It is difficult to explain “Kokoda” to those that have not been there. I hope that those that have can make some sense out of the following.
When I set out for Kokoda, I knew that it was going to be physically demanding, and I knew that I needed to be mentally tough to get through the physical challenges. I was confident that I had done the training to achieve all of this. What I had not planned on was the emotional roller coaster of the trek.
To sit around as a group at Isurava and Brigade Hill where Diggers had fought and died was very emotional. To hear Kyle tell of their bravery and sacrifice, their determination and selflessness, were some of the saddest and proudest moments in my life. Sad for the Diggers who would never return to this beautiful Country of ours, proud to be able to call myself an Australian.
Whilst the loss of young soldiers is tragic, I also related to the older Diggers in their 30’s and 40’s. These guys would have had wives and children, like myself. The thought of these kids growing up without a father really saddens me. I still get a lump in my throat just thinking about it. How strong were the families left behind? How did the kids get out of bed each morning knowing that their Dad was never coming home. I did struggle, and I am still struggling to process this incredible loss of life and the bravery required during the futility of war.
I believe Isurava and Brigade Hill help bind what was already a tight knit group into an even closer unit. No one cared where you were from, what car you drove, what job you did back in Australia; we were all mates, regardless. No task, whether trivial or large, was ever too much for someone to help you with. On a personal note, when I hurt my thigh, Eddie carried my sleeping bag and 2 litre water bottle, as well as gave me his walking pole to use – not because that was his job or I asked him to – he did it because he wanted to help a mate through a tough spot on the track. Robert S carried my ration pack for the same reason. When I finally got into camp, everyone was there to greet me. True mateship!

Rob and Dave at Isurava
There are many other examples of similar instances that happened everyday. Graeme H and Kent come to mind. Both needed assistance, a helping hand or an encouraging word or two occasionally. Whoever was there to help did so, without a second thought. True mateship!

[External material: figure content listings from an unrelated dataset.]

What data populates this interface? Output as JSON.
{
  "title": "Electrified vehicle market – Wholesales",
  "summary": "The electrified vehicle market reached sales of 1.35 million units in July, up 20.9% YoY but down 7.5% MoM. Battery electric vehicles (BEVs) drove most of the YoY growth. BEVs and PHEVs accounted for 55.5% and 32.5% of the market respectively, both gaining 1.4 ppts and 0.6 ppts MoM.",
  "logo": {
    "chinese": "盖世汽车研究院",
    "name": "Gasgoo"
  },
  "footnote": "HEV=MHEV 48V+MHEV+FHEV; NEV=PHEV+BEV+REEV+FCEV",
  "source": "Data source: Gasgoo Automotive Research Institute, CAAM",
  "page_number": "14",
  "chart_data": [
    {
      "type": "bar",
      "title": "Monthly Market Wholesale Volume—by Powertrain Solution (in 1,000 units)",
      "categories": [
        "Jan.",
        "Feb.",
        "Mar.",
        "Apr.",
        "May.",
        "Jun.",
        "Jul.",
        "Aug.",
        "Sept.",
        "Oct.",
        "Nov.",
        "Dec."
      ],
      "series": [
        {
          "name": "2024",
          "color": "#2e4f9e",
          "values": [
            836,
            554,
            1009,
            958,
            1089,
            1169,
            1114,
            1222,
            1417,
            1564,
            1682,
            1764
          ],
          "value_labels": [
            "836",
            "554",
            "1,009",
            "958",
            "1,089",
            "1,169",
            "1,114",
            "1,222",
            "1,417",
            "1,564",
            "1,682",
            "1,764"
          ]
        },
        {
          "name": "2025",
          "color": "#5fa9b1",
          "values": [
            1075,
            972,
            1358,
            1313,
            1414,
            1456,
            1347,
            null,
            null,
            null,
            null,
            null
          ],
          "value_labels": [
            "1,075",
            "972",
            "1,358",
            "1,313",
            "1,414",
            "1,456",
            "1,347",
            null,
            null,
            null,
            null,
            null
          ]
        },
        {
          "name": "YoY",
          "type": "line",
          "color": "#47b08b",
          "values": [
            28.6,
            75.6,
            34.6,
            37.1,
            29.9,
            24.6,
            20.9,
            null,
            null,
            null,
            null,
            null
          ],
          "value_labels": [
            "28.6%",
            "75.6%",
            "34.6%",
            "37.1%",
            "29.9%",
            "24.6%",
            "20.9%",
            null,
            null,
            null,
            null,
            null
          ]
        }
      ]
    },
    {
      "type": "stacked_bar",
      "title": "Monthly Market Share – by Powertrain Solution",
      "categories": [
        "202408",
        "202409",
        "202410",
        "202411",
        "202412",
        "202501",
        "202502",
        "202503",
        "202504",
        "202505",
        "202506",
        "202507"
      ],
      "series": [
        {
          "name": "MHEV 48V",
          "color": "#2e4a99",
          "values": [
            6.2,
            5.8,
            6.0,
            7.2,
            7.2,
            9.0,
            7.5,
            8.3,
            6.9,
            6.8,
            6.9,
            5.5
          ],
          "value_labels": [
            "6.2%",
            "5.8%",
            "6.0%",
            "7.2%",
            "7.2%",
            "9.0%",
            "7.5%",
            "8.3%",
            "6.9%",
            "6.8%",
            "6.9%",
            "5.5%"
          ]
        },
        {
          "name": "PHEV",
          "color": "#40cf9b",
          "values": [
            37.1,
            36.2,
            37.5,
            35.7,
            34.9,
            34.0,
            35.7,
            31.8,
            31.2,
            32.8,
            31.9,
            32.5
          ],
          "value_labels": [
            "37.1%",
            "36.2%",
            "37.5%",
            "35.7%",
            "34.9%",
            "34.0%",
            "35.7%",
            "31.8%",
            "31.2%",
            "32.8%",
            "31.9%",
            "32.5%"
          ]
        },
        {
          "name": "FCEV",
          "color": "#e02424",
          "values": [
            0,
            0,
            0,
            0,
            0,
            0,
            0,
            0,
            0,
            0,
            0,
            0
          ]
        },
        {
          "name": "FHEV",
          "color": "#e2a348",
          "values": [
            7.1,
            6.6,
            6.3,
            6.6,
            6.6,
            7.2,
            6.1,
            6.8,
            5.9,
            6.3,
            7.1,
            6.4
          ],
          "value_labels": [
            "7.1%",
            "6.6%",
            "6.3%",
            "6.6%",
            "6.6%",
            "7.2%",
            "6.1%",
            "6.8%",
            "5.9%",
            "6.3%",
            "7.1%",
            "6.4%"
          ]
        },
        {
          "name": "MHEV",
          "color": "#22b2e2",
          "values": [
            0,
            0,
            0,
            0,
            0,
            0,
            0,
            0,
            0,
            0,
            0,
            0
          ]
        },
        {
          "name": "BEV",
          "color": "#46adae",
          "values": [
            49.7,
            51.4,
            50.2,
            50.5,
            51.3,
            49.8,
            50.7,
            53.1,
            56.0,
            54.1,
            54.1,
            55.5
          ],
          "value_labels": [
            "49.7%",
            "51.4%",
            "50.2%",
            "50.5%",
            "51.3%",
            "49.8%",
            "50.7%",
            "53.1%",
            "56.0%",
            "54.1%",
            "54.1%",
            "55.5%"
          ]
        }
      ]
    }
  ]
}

The word mate is used all the time, without any thought of its true meaning or inference. On the track, the true meaning and spirit of mateship was evident in abundance. One thing that I will always remember is the unconditional mateship shown by every single person of our group.
Courage, Endurance, Mateship, Sacrifice – four simple words, but four words that evoke a deep emotional response every time I think of them and Kokoda. The Kokoda blues will pass, however the entire overall experience will never be forgotten – only possible because of the great people I was privileged enough to train with and to spend 9 days with on the track.